Scientists Just Reprogrammed Mice to Live Longer. Humans May Be Next.

cute white laboratory rat in the hands of a researcher
Scientists Reprogramming Mice to Live LongerOlena Kurashova - Getty Images
  • The concept of reprogramming genes has been buzzworthy in scientific circles for over a decade.

  • A San Diego biotech company now claims it extended the life of mice 7 percent longer with gene reprogramming.

  • Gene reprogramming is ripe for inviting cancer.


Scientists just extended the life of mice 7 percent thanks to gene reprogramming, according to a new paper released by the San Diego biotech company Rejuvenate Bio.

The concept of gene reprogramming has enticed the scientific community for over a decade.
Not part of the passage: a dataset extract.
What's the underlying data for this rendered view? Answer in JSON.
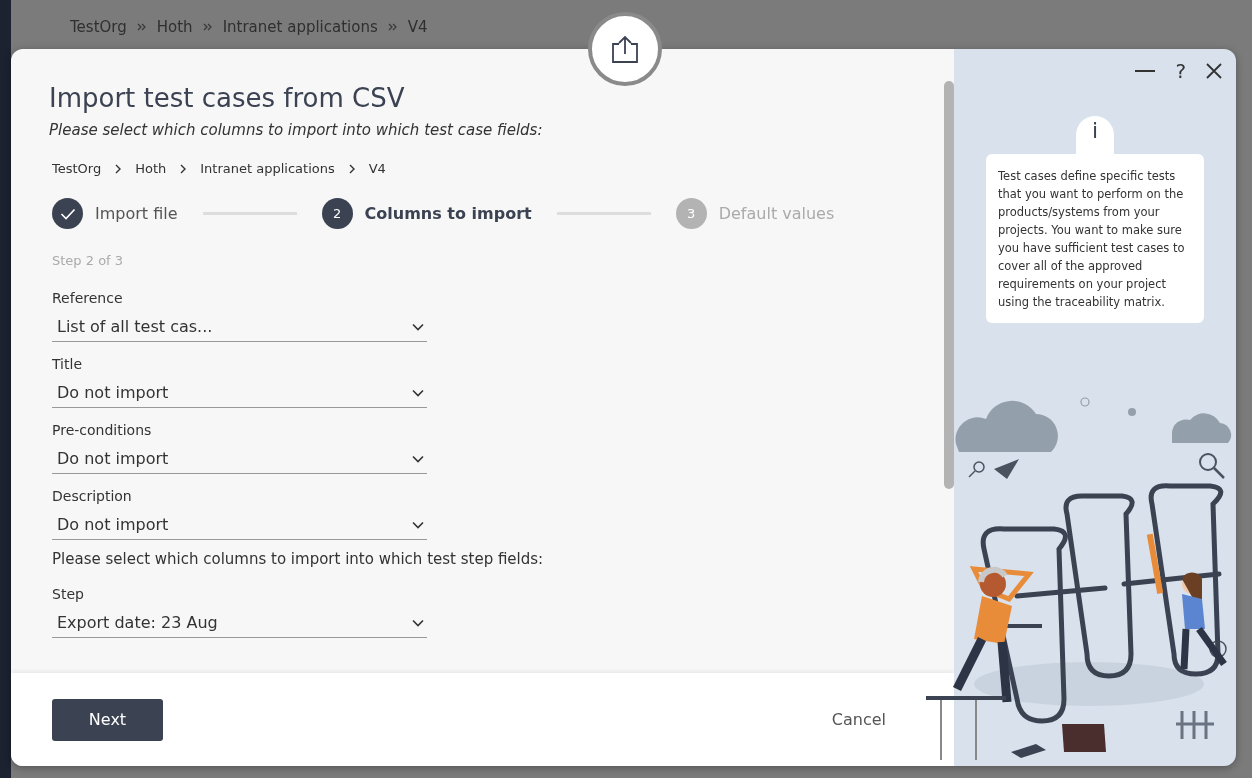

It even led to a 2012 Nobel Prize for Japanese biologist Shinya Yamanaka. From there, the idea went to the laboratory. Then to mice. After rodents, could humans be next in the great search for a longer life?

Gene reprogramming exposes individual cells to proteins active in early-stage embryos, essentially working to turn old cells into something youthful, akin to a stem cell.

In the Rejuvenate Bio effort—the company published a paper that hasn’t yet been peer-reviewed and was noted for a lack of documentation on which cells were changed—the mice given the treatment were equivalent to a 77-year-old human (about 124 weeks old in mice years). The treated mice lived an extra 9 weeks, on average, beyond the control mice—good for a 7 percent increase in life. The experiment also produced a near-immediate effect.

“This is a powerful technology, and here is the proof of concept,” Noah Davidohn, chief scientific officer of Rejuvenate, told MIT Technology Review. “I wanted to show that it’s actually something we can do in our elderly population.”

Gene reprogramming is still a nascent—and divisive—field. Early research was, of course, limited to single cells. And mice have far fewer cells than a human. Expanding the concept to a human—with the upside of a 7 percent increase in life expectancy as our initial benchmark, no less—brings with it scale that increases risk.

Plus, manipulating cells opens the door for cancerous risks, already considered a common issue with the process.

“It’s a beautiful intellectual exercise,” Stanford University professor Vittorio Sebastiano told Technology Review, “but I would shy away from doing anything remotely similar to a person.”

Rejuvenate Bio will continue its research while other companies target their own experiments to specific cells. The future may find that gene reprogramming works well for some cells, giving a new tool against specific diseases. Of course, the future may show us quite a range when it comes to gene reprogramming.